But, when speaking afterwards, the Australian was mindful that despite recent good results, his side need to keep plugging away and putting the work in in order to keep up with the likes of Munster, who are preparing for a Heineken Cup semi-final.
"We need to keep producing consistent results, in this league in the next games that we have and when our opportunity comes in European competition, to get closer to Munster so that we can say we're right up there with them," he said.
"We can compete with them, we love competing with them. It brings out the best in both teams I imagine.
"That Munster team is such a strong team, they challenge you on everything. Even when you feel like you've got them, they still keep fighting against you.
"In the two matches we've played against them this season, it's been an absolute arm wrestle the whole time.
"We're obviously very happy in the context of what it was and with the crowd in particular. That's the nosiest I've ever heard them and we really wanted to try and pay them back for what they've done."
Although Leinster are now 12 points clear of the second-placed team in the league, Cardiff Blues, Cheika will not allow his players to take anything for granted over their final three games in the competition.
"We had a lot of belief and it's clear that the hunger was there. We showed a lot of passion and a lot of intensity and the crowd were unbelievable.
"We've got a good group of players and there are no big heads here. We've got to assess the league now and try to go on to take the tournament.
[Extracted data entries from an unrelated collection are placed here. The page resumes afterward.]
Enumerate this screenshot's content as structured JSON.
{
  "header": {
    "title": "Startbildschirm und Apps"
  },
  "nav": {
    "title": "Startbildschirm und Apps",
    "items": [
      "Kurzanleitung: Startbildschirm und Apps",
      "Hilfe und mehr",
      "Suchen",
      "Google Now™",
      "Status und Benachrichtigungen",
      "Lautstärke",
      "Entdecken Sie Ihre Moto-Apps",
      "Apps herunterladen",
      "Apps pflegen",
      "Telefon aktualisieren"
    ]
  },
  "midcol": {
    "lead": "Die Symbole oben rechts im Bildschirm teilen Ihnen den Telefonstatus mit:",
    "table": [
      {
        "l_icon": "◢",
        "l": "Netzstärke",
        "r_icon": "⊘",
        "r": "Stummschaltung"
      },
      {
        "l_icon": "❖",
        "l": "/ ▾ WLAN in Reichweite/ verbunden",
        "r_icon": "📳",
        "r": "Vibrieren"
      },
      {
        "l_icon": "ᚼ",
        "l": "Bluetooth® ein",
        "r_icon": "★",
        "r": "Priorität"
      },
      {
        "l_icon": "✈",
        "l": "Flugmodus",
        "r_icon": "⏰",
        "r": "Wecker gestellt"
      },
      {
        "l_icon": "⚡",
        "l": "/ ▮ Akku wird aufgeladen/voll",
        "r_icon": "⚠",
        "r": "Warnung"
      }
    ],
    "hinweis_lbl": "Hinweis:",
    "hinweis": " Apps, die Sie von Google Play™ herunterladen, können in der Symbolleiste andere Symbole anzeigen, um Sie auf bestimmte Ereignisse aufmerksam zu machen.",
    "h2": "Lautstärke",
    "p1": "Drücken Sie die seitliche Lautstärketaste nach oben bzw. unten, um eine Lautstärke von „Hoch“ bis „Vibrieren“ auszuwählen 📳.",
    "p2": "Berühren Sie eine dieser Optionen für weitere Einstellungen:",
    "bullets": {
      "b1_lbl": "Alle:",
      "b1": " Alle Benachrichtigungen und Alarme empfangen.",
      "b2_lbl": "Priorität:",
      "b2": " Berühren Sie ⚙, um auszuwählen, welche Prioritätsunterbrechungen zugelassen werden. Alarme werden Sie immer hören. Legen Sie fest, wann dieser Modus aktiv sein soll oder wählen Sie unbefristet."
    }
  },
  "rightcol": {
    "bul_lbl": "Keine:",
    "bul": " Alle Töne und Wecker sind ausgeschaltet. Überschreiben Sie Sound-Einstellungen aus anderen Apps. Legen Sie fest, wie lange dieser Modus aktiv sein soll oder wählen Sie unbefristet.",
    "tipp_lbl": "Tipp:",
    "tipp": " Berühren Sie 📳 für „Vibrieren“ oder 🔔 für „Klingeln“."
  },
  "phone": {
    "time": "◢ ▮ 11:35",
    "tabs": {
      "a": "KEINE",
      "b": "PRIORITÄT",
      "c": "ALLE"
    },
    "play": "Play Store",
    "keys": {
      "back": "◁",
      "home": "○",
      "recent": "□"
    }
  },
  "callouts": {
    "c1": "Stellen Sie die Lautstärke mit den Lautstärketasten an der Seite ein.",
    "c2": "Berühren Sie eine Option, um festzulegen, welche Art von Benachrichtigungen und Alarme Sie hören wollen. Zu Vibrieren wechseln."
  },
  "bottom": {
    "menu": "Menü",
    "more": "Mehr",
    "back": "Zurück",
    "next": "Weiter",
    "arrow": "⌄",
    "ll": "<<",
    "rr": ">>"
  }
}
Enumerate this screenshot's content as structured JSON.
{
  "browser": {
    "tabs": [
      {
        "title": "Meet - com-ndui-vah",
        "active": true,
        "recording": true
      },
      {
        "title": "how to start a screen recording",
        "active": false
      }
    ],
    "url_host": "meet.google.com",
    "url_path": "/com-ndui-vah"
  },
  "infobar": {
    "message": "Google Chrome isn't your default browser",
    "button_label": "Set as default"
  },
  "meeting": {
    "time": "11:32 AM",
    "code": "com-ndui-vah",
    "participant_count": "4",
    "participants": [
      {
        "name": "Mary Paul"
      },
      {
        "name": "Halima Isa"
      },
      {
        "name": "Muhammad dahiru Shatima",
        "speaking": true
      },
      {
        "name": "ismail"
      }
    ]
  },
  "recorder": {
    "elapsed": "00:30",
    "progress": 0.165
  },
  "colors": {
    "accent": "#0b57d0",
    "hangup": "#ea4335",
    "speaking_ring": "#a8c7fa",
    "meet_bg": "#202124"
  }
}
But you can't take anything for granted in this league."
There were some big performances on the night from Leinster's players, hooker Bernard Jackman took the man-of-the-match award for another barnstorming display, Felipe Contepomi was in fine goal-kicking form and young out-half Jonathan Sexton in really coming of age.
Asked for his opinion on Sexton's 80 minutes which he crowned with an excellent drop goal, Cheika said: "He saw gaps early on and took a few balls himself back into the channel, which means he is thinking for himself too. He's not just thinking: 'oh, this is what the coach told me to do.' That's not our way. It was good to see.
"He is reading the game himself, which is a good sign. He had the confidence to read the game himself and he had a go at the drop goal. Fair play because he knows he is going to get strife if he misses."
Although clearly stepping up to the mark as his own player, the 22-year-old Sexton was keen to talk about the influence of the more experienced players around him in this Leinster side.
Commenting on Felipe Contepomi and Chris Whitaker, the two players closest to him on the pitch against Munster, he said: "They both help me along. During the week myself and Felipe talk about what we're going to do and during the game he tells me to do one or two things.
"I take that on board but, at the same time, he tells me I'm in charge and I have to make the decisions because I have to take the flak when things don't go right.
"He's great to play with but it's the guys up front as well, and Chris Whitaker, he's unbelievable. He's the best scrum half around, I think. He controls things for you and his passing is unbelievable. He's a real pleasure to play with."
Sexton also dished out the plaudits to the Leinster pack which is a much improved unit, compared to previous seasons.
"The forwards spoke about it, that it takes one bad performance and you guys (the media) will be on their backs again and they would be the typical Leinster pack again.
"It's something we're conscious of getting rid of, of Leinster being soft. We try to prove people wrong," he added.